Oddly enough, it is the small, unheralded provisions of the JOBS Act that will have more immediate effects on capital markets. The net effect of the two main thrusts of the new law -- on crowdfunding and emerging growth companies -- is less apparent.
Crowdfunding, for example, has been around on the Internet for a while, but it has generally been more effective at mobilizing donations than business capital. Whether it can make the transition to an investment market remains to be seen. There is also some doubt about the capability of the federal government to monitor crowdfunding to combat fraudulent schemes.
The establishment of a new category of emerging growth companies is more well-intentioned than well-aimed. For one thing, it has little to do with business start-ups, which rarely earn $1 billion ever, let alone in a year. Instead it looks like a helpful idea for the venture capitalists who have already capitalized a growing firm and want to take it public so they can take their money out. There is nothing wrong with that at all but it doesn't directly affect start-ups.

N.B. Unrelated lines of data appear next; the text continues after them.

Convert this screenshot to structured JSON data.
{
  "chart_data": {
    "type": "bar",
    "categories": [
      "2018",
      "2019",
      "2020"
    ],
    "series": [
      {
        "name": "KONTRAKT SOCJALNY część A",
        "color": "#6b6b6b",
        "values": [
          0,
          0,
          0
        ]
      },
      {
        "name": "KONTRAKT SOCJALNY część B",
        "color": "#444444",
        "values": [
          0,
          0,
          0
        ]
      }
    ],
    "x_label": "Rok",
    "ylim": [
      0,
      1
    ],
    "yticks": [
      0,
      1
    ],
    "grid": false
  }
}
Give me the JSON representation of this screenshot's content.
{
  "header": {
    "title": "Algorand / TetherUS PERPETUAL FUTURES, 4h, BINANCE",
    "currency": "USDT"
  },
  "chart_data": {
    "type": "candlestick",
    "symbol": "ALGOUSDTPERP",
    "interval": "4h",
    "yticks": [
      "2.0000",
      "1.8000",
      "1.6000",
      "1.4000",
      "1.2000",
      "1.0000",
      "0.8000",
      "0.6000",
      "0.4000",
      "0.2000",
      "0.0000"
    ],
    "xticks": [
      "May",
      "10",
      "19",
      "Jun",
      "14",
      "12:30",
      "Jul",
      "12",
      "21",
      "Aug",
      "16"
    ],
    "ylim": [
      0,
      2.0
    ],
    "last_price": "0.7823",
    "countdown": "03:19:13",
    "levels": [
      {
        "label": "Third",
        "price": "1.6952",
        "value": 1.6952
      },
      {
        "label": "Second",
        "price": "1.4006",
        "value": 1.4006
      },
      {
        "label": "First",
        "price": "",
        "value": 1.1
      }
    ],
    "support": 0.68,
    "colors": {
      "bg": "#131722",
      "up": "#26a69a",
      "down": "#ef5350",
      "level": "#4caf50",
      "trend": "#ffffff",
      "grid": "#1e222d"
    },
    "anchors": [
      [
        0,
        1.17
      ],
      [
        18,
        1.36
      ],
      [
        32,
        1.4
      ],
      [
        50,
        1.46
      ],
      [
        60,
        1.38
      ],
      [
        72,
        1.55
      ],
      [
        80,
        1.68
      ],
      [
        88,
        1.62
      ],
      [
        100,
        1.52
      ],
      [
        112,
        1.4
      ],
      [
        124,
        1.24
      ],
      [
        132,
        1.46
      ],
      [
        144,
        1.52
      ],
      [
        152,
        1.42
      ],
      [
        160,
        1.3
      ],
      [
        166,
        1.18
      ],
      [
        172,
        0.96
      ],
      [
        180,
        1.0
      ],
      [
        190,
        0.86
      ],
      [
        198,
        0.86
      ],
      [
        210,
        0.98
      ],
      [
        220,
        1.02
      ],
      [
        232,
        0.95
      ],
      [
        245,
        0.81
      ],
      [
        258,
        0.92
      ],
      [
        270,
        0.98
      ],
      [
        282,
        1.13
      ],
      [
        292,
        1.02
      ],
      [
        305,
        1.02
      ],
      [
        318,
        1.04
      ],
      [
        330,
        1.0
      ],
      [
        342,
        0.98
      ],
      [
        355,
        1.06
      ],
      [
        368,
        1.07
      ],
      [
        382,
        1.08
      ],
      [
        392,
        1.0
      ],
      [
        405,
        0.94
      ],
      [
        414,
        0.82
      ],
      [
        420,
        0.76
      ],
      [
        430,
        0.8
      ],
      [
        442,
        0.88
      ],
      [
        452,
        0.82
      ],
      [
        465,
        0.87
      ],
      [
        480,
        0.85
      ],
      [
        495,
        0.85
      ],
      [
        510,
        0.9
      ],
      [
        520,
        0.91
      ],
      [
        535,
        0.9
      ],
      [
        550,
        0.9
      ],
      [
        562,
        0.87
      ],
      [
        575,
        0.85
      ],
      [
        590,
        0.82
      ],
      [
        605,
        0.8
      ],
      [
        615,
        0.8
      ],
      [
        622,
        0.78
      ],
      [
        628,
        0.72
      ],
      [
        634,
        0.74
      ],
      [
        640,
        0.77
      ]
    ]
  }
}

Exactly how helpful the JOBS Act will be to the IPO market isn't clear either, although to its credit, it can't hurt. It doesn't actually change the broad responsibilities of corporate officers under the Sarbanes-Oxley law, but merely loosens the requirements for outside verification of internal financial controls. Whether that will make a significant difference in the IPO market is anyone's guess.
The complexity of financial controls and the equally complex task of auditing them are significant issues issue for the market, although they are not addressed directly by the JOBS Act. The requirements laid on by Sarbanes-Oxley are difficult for any corporation to contend with, but they are especially daunting in the fluid, rapid-growth environment of a typical company launching an IPO.
The value of internal controls, and the questionable ability of regulations to detect faults, was illustrated by the recent IPO market stink bomb set off by Groupon, the Internet coupon company, when its dubious accounting practices led to several restatements of its financial condition.
On balance, the JOBS Act seems a rather half-hearted effort by Congress and the Obama administration to change the capital market for start-up businesses without a full dress review of Sarbanes-Oxley's effectiveness and unintended consequences. Chronology is not causality, but the IPO market has not fully regained consciousness since getting that Sarbanes-Oxley injection in 2002. It is hard to believe that is a coincidence.